The dramatic questions driving the narrative arc of Undone Season 2 feel far more binary than those driving Season 1. Instead of consistently calling into question how trustworthy of a protagonist Alma is, this new thriller chapter wrestles with more backstory-specific questions, whose answers are far more tangible than whether Alma is schizophrenic. Either we’ll learn the details of these backstories, or we won’t. While this certainly makes character motivations more concrete, it also makes for a more simplistic story than we were treated to in Season 1. Simpler, though, doesn’t necessarily mean worse.

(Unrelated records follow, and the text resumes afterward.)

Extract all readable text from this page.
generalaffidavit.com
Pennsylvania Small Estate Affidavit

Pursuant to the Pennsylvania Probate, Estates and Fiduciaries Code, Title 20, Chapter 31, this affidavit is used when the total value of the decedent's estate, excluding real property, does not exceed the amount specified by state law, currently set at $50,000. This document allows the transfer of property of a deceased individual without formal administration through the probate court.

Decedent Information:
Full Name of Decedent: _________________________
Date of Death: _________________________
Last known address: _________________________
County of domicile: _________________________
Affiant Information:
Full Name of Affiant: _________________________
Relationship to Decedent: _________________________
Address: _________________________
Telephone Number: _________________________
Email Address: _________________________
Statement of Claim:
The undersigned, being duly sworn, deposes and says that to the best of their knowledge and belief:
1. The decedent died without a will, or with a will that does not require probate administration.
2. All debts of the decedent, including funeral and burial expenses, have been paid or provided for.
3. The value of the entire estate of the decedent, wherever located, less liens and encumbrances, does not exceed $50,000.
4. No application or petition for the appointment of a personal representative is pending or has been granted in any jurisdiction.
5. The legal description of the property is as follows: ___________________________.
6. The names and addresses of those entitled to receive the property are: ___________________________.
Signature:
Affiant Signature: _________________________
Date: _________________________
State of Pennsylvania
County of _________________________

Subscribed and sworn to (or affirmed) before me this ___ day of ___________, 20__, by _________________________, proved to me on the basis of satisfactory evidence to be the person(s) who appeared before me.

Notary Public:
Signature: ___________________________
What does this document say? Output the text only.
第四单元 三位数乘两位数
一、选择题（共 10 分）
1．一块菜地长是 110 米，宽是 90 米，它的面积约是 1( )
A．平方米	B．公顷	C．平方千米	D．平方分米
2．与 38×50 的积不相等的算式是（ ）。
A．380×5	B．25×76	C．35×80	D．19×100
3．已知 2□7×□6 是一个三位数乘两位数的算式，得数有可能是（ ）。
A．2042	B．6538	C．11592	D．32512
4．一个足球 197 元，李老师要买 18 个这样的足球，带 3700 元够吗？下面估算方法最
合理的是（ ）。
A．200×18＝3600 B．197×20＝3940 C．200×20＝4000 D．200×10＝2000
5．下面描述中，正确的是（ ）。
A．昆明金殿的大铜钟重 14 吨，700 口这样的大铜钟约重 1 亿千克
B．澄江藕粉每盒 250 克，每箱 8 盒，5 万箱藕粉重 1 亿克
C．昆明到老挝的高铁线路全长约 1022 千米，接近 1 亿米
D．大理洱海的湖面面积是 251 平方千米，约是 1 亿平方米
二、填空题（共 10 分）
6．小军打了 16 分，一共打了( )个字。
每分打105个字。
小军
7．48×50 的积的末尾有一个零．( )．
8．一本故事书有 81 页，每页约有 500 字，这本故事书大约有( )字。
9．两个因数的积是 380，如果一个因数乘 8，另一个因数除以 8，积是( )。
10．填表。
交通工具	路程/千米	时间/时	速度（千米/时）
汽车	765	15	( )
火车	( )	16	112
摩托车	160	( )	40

While Undone Season 2 has a different cadence than Season 1, in many ways, that new rhythm parallels the nature of reaching new levels of self-exploration in therapy. Where Season 1 is all about Alma accepting that she operates in a different way mentally — be that as a time-traveler or as someone living with schizophrenia — in Season 2, we’re seeing the floodgates open so to speak as Alma dives deeper and deeper into not only her own self-exploration but into unpacking where the shortcomings within her psyche and her relationships stem from in connection with her epigenetics. In this sense, of course, the season feels different. We are watching a very different Alma in a drastically different environment dive much deeper into her healing journey. Looking at the show in this way, some redundancies begin to feel less like storytelling missteps and more like the plateaus one might reach in therapy, as unraveling a certain feeling requires a one step forward, two steps back approach.

Undone Season 2 Becca Alma
Image via Amazon Studios

A great example of this is Alma and Becca’s relationship. Season 2 sees their connection blossom from an antagonistic stand-off with Becca constantly giving Alma a hard time for ruining her life — be that from Alma encouraging Becca to hook up with the cute bartender Tomas (Nicholas Gonzalez) or Alma teasing Becca about not really loving her fiancé Reed Hollingsworth (Kevin Bigley). The sisters are very often at each other throats. Yet in Season 2, we see them instead more like partners in crime, helping each other shoulder similar challenges and grow closer than we’ve ever seen them before. Salazar, in particular, as our eyes into just how different Alma’s Season 2 reality is from Season 1, does a beautiful job carrying the gravity of the past for Alma alongside the profound gratitude she has for the new ways her relationships are able to blossom when she continues unraveling the secrets behind her trauma. And while their sisterly dynamic is not without its hiccups, getting to see Alma and Becca fighting less and creatively tackling challenges together instead by letting each other in and supporting one another’s steps forward certainly feels like an earned next step in this narrative.

This new season continues doing what Undone does best, beautifully weaving stories of different cultures together, painting an interesting landscape of healing trauma in a variety of backgrounds and circumstances. While the narrative’s driving force may feel a bit different, the characters we know and love are evolving, demanding a different kind of story, and effectively offering a more nuanced look at the conversation around how we heal.

Rating: B+

Undone Season 2 is available to stream Friday, April 29 on Prime Video.